Hardware Considerations

CPU Optimization

def analyze_cpu_optimization():
    """Analyze impact of CPU optimization techniques."""
    
    import platform
    import multiprocessing
    
    # System information
    print("System Information:")
    print(f"  CPU: {platform.processor()}")
    print(f"  Cores: {multiprocessing.cpu_count()}")
    print(f"  Python: {platform.python_version()}")
    print(f"  NumPy: {np.__version__}")
    
    # Test different optimization levels
    dimension = 2000
    num_locations = 5000
    test_patterns = 100
    
    # Standard implementation
    config_standard = SDMConfig(
        dimension=dimension,
        num_hard_locations=num_locations,
        activation_radius=int(0.451 * dimension),
        parallel=False
    )
    
    # Parallel implementation
    config_parallel = SDMConfig(
        dimension=dimension,
        num_hard_locations=num_locations,
        activation_radius=int(0.451 * dimension),
        parallel=True,
        num_workers=multiprocessing.cpu_count()
    )
    
    # Test data
    addresses, data = generate_random_patterns(test_patterns, dimension)
    
    # Benchmark standard
    sdm_standard = SDM(config_standard)
    start = time.time()
    for addr, dat in zip(addresses, data):
        sdm_standard.store(addr, dat)
    standard_time = time.time() - start
    
    # Benchmark parallel
    sdm_parallel = SDM(config_parallel)
    start = time.time()
    for addr, dat in zip(addresses, data):
        sdm_parallel.store(addr, dat)
    parallel_time = time.time() - start
    
    # NumPy threading
    print(f"\nNumPy Threading:")
    print(f"  MKL threads: {os.environ.get('MKL_NUM_THREADS', 'default')}")
    print(f"  OpenBLAS threads: {os.environ.get('OPENBLAS_NUM_THREADS', 'default')}")
    
    print(f"\nPerformance Results:")
    print(f"  Standard: {standard_time:.3f}s")
    print(f"  Parallel: {parallel_time:.3f}s")
    print(f"  Speedup: {standard_time / parallel_time:.2f}x")
    
    # Memory bandwidth test
    print(f"\nMemory Bandwidth Test:")
    size = 100_000_000  # 100M elements
    
    # Write bandwidth
    arr = np.zeros(size)
    start = time.time()
    arr[:] = 1
    write_time = time.time() - start
    write_bandwidth = size * 8 / write_time / 1e9  # GB/s
    
    # Read bandwidth
    start = time.time()
    _ = np.sum(arr)
    read_time = time.time() - start
    read_bandwidth = size * 8 / read_time / 1e9  # GB/s
    
    print(f"  Write: {write_bandwidth:.1f} GB/s")
    print(f"  Read: {read_bandwidth:.1f} GB/s")

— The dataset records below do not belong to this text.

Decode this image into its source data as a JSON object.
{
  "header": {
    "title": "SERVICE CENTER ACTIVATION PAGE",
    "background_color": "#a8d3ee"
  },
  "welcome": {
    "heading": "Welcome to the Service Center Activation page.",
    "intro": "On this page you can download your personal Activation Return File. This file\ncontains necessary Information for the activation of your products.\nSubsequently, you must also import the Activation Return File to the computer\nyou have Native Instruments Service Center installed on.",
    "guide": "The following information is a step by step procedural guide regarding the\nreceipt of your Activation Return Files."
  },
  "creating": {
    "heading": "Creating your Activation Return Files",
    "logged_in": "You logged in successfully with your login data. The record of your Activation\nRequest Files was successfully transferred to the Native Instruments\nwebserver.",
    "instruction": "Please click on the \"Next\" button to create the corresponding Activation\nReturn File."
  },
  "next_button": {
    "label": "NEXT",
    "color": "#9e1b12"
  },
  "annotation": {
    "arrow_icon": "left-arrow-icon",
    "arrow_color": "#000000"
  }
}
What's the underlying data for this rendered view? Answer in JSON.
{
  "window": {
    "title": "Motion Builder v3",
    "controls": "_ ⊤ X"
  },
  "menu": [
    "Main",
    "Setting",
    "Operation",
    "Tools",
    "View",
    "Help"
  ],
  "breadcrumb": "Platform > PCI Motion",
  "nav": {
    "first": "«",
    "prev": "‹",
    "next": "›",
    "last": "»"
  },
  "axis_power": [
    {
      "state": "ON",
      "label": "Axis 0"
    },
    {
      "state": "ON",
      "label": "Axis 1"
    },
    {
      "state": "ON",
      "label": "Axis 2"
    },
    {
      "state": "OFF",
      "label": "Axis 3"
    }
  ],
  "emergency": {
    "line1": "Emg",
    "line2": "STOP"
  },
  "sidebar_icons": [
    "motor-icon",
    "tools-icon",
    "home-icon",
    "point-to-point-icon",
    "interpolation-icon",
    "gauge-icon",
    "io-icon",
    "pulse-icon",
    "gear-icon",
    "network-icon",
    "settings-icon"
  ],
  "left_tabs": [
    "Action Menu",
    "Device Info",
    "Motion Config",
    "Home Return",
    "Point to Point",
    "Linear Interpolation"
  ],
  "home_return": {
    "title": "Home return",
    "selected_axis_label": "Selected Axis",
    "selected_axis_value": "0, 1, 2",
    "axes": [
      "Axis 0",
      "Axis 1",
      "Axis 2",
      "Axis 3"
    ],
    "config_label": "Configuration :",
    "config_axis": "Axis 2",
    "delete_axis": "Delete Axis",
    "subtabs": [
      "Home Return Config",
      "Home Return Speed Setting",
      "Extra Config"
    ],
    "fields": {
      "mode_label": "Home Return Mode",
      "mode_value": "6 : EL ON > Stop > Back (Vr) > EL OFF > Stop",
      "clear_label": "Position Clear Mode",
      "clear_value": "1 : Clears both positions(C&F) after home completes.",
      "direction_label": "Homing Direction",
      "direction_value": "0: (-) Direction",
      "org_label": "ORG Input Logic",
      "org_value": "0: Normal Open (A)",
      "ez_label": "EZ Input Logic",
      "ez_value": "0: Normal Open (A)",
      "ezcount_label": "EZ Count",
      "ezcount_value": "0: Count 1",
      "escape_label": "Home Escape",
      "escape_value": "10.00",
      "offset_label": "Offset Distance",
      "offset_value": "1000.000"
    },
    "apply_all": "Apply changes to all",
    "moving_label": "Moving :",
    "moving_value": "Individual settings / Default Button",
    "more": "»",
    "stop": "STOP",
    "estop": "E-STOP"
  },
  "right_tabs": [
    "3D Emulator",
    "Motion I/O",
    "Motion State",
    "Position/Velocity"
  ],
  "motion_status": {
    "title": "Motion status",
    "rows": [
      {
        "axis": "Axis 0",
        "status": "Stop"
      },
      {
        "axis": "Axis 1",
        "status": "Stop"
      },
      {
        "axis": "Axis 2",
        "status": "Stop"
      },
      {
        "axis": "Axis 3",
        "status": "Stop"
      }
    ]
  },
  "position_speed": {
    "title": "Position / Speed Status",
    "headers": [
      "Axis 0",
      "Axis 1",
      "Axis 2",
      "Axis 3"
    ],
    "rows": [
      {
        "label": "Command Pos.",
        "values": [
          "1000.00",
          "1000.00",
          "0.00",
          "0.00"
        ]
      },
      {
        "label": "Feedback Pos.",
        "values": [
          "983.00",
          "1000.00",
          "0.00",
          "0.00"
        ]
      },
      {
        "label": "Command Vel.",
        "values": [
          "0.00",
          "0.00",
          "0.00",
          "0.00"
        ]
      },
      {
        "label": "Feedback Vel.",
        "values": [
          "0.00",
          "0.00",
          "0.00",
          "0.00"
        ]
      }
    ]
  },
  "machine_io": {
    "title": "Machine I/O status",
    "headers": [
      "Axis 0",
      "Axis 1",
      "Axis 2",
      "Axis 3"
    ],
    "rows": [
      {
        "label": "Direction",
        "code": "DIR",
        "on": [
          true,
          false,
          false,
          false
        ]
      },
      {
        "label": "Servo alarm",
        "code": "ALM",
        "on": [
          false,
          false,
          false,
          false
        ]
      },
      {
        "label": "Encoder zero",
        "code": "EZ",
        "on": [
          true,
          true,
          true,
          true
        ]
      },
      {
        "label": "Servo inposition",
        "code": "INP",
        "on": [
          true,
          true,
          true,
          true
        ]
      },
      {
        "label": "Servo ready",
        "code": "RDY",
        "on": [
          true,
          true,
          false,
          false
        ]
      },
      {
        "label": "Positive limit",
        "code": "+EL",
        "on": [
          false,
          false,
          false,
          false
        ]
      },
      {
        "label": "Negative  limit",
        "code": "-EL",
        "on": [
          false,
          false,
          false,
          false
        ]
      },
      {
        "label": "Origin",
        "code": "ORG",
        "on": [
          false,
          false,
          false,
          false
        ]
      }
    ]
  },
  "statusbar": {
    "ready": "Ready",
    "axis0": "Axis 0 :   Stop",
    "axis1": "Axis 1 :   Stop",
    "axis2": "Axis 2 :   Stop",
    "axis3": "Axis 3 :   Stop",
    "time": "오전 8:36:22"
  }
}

# Analyze CPU optimization
analyze_cpu_optimization()

Memory Bandwidth Optimization

def optimize_memory_access(dimension=2000, num_locations=5000):
    """Demonstrate memory access optimization techniques."""
    
    print("Memory Access Optimization Analysis")
    
    # Create test data
    hard_locations = np.random.randint(0, 2, (num_locations, dimension), dtype=np.uint8)
    test_address = np.random.randint(0, 2, dimension, dtype=np.uint8)
    
    # Method 1: Row-wise access (cache-friendly)
    start = time.time()
    distances_row = []
    for i in range(num_locations):
        dist = np.sum(hard_locations[i] != test_address)
        distances_row.append(dist)
    row_time = time.time() - start
    
    # Method 2: Vectorized (optimal)
    start = time.time()
    distances_vec = np.sum(hard_locations != test_address, axis=1)
    vec_time = time.time() - start
    
    # Method 3: Column-wise access (cache-unfriendly)
    hard_locations_T = hard_locations.T
    start = time.time()
    distances_col = []
    for i in range(num_locations):
        dist = 0
        for j in range(dimension):
            if hard_locations_T[j, i] != test_address[j]:
                dist += 1
        distances_col.append(dist)
    col_time = time.time() - start
    
    print(f"\nTiming Results:")
    print(f"  Row-wise: {row_time:.4f}s")
    print(f"  Vectorized: {vec_time:.4f}s ({row_time/vec_time:.1f}x faster)")
    print(f"  Column-wise: {col_time:.4f}s ({col_time/vec_time:.1f}x slower)")
    
    # Memory layout impact
    print(f"\nMemory Layout:")
    print(f"  Array shape: {hard_locations.shape}")
    print(f"  Array strides: {hard_locations.strides}")
    print(f"  C-contiguous: {hard_locations.flags['C_CONTIGUOUS']}")
    print(f"  Cache line efficiency: {64 / hard_locations.itemsize} elements per line")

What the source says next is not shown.